如果语句检查该怎么办？

Question

In the following code the programmer puts the name of a function inside an if condition as if to check something before going ahead and registering a callback:

#if _DEBUG
    if(glDebugMessageCallback) // He checks this function, presumably it returns true if it exists
{
        cout << "Register OpenGL debug callback " << endl;
        glEnable(GL_DEBUG_OUTPUT_SYNCHRONOUS);
        glDebugMessageCallback(openglCallbackFunction, nullptr); // Calls the function here
        GLuint unusedIds = 0;
        glDebugMessageControl(GL_DONT_CARE,
            GL_DONT_CARE,
            GL_DONT_CARE,
            0,
            &unusedIds,
            true);
    }
    else
        cout << "glDebugMessageCallback not available" << endl;  // So if the if condition evaluated to false, the function doesn't exist.
#endif

My question is why this way of checking if a function exists? If a function doesn't exist surely you'll get a compile error telling you that the function doesn't exist, this seems strange to me. I know basically the function address evaluates to bool, and I asked a question before about this and was told that function addresses aren't particularly useful as implicit conversion to bool, and I don't see how.

I should mention also that the function inside the if condition is a MACRO define, defined as:

#define glDebugMessageCallback GLEW_GET_FUN(__glewDebugMessageCallback)

If it being a define macro makes a difference.

Answer 1

glDebugMessageCallback is either going to be null (0), or the (presumably valid) address of a function that matches the signature required.

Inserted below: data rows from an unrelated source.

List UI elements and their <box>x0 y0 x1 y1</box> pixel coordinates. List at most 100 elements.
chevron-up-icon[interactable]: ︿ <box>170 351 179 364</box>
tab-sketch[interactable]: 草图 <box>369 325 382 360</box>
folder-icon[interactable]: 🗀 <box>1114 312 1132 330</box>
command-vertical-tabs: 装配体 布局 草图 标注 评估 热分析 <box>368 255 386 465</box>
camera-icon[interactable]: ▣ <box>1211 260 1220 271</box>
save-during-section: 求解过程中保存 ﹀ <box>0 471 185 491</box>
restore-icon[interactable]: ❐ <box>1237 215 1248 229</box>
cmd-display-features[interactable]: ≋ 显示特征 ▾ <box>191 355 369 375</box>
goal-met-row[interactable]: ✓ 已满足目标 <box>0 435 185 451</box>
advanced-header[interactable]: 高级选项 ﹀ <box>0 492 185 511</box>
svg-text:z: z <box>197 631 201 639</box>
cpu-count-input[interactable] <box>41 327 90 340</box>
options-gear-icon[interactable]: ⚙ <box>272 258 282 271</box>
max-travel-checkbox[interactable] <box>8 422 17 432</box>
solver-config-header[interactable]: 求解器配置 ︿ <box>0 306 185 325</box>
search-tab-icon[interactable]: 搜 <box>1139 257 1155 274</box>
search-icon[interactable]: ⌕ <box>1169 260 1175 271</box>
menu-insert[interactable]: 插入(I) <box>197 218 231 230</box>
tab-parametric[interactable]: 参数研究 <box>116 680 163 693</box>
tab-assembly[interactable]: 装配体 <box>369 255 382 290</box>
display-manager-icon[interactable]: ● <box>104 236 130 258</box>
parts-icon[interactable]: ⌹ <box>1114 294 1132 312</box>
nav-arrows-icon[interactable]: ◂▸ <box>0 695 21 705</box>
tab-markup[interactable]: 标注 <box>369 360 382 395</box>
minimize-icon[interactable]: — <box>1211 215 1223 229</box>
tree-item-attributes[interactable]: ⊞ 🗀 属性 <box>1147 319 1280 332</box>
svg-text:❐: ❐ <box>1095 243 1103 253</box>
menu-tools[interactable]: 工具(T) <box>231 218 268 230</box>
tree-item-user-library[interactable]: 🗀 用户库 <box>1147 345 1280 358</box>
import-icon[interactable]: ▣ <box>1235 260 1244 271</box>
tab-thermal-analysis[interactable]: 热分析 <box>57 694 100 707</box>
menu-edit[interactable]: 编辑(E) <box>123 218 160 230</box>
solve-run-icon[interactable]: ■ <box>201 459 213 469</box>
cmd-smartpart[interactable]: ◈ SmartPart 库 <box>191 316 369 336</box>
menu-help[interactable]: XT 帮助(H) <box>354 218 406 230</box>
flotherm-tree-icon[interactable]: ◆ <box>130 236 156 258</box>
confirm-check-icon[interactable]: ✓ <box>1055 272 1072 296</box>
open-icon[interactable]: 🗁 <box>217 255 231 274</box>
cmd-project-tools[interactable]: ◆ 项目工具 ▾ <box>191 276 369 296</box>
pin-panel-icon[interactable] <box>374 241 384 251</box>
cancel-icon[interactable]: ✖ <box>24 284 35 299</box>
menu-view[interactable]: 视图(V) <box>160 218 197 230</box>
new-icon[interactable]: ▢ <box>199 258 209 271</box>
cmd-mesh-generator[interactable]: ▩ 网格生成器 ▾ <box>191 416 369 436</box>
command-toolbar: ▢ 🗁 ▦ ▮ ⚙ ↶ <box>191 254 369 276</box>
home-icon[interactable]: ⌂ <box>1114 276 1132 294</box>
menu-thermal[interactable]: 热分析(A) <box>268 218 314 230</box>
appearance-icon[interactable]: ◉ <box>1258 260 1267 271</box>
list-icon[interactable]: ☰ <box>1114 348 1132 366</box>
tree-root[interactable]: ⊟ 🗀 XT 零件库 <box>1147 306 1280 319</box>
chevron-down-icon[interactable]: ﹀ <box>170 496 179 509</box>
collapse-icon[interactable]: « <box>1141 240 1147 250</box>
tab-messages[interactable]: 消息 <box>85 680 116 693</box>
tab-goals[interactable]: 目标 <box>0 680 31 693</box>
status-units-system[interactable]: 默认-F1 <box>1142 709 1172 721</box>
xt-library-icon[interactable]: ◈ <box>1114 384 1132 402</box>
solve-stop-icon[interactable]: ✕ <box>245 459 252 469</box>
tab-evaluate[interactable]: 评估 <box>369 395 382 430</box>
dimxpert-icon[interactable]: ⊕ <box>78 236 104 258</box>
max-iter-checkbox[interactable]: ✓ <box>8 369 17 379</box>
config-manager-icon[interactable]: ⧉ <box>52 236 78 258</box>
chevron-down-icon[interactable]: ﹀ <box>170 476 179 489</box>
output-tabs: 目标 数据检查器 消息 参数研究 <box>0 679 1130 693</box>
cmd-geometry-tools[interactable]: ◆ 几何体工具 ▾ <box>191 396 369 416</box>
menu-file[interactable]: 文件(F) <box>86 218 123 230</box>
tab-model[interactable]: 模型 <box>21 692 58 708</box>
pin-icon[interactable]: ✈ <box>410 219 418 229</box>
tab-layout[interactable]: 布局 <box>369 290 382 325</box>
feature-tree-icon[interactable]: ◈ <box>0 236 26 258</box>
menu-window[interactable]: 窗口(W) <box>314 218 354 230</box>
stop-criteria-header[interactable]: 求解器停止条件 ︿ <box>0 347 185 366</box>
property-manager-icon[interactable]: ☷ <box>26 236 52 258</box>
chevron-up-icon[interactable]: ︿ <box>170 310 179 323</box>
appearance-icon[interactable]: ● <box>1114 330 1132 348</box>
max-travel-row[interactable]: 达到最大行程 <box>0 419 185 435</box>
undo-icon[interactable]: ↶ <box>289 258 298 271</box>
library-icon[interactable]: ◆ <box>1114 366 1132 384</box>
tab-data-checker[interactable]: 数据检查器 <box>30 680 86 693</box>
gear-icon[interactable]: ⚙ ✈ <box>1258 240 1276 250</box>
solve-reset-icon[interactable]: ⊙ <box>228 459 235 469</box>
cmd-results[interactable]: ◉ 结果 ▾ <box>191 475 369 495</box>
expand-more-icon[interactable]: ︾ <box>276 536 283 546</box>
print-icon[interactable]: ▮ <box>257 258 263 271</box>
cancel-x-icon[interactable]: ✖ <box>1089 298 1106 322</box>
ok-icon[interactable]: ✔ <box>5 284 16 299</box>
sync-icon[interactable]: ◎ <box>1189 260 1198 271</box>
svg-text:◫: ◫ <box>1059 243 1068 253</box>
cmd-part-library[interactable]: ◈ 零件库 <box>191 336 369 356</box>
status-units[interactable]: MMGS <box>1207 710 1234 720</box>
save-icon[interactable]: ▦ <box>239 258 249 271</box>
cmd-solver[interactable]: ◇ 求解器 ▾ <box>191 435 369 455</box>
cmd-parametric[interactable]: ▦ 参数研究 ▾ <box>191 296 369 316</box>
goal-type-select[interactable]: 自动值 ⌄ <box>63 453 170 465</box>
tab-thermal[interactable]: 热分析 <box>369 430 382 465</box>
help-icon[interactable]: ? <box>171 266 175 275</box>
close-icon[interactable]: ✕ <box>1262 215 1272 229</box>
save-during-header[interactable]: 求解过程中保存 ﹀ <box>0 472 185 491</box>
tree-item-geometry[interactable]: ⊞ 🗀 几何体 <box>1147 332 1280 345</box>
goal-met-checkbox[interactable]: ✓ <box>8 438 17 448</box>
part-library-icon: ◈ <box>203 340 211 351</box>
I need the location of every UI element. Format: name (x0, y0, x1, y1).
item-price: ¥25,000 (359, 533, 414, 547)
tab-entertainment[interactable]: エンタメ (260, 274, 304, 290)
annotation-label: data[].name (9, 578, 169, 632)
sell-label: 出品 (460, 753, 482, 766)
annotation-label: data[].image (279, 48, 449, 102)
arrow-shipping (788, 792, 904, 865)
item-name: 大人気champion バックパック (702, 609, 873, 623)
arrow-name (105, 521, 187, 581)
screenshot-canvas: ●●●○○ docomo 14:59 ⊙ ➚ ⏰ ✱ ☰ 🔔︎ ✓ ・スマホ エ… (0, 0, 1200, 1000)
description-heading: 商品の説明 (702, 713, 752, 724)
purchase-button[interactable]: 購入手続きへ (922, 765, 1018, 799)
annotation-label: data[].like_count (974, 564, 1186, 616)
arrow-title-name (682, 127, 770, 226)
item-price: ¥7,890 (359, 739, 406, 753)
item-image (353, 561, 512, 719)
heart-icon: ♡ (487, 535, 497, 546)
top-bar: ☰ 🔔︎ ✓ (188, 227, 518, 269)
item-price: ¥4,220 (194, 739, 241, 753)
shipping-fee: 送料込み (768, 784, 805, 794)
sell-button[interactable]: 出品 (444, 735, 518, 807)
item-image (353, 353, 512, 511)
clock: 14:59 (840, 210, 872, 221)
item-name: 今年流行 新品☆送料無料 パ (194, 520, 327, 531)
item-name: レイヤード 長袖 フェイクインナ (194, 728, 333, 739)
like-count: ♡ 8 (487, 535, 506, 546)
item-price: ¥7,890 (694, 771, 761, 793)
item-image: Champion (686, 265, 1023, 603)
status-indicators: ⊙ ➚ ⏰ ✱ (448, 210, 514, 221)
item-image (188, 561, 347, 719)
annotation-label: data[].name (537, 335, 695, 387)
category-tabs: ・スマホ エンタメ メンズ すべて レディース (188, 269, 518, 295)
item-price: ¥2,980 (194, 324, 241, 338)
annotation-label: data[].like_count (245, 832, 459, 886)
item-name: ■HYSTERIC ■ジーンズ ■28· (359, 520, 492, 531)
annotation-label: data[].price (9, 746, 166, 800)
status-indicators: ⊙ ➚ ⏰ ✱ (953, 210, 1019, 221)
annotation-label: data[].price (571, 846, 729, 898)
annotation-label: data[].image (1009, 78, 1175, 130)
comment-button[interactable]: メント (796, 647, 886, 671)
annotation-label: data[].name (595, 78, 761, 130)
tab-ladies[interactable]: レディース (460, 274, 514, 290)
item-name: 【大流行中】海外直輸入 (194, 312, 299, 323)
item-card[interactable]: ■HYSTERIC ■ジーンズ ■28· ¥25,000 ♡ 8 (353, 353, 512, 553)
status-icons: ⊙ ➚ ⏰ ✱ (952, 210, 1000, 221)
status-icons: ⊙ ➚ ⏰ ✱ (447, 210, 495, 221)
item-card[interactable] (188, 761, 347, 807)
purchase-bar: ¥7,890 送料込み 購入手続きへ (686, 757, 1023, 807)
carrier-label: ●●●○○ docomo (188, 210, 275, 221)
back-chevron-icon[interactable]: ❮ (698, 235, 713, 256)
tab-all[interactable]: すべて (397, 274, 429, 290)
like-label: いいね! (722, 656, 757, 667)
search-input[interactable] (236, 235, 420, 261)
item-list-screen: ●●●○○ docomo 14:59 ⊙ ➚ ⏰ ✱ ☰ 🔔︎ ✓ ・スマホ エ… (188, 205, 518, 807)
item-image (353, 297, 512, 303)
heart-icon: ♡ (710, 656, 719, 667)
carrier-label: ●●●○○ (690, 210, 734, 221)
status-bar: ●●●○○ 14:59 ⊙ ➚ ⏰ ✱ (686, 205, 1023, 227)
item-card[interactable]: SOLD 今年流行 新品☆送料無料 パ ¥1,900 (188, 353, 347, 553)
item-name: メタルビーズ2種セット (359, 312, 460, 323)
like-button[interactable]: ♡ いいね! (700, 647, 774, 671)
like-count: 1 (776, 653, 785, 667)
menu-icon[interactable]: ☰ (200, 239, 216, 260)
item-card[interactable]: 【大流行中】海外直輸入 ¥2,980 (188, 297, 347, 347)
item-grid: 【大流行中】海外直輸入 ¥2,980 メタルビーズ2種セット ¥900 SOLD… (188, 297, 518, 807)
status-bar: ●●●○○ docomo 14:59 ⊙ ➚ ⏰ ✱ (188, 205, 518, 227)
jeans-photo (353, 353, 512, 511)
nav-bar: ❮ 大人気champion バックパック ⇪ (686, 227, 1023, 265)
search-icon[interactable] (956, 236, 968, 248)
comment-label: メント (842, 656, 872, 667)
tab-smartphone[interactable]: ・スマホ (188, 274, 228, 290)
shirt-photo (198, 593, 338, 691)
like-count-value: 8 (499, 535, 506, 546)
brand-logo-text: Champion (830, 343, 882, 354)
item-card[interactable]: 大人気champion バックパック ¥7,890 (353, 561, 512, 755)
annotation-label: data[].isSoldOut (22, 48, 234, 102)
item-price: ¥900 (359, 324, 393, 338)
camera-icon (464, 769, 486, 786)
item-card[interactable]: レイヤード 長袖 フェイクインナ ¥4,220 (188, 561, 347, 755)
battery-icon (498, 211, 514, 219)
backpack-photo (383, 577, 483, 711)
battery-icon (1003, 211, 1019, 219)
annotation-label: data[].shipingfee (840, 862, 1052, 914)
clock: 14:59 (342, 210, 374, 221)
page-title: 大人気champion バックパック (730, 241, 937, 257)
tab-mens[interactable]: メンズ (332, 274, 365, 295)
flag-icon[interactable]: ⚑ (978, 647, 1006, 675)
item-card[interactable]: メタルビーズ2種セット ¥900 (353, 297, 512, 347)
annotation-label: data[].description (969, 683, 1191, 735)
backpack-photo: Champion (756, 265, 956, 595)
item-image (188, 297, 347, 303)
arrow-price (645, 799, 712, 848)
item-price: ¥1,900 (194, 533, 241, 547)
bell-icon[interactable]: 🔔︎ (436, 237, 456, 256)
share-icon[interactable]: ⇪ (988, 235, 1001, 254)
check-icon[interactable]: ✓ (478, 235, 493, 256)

The if statement will evaluate to true for any non-null value, and false for a null value. (there may be a compiler warning, but the code will work.)

So, if glDebugMessageCallback was initialized to null, and never set to a function address, the if statement will evaluate to false. If glDebugMessageCallback was set to the address of a function, the code inside the if block will execute, and the function will be called.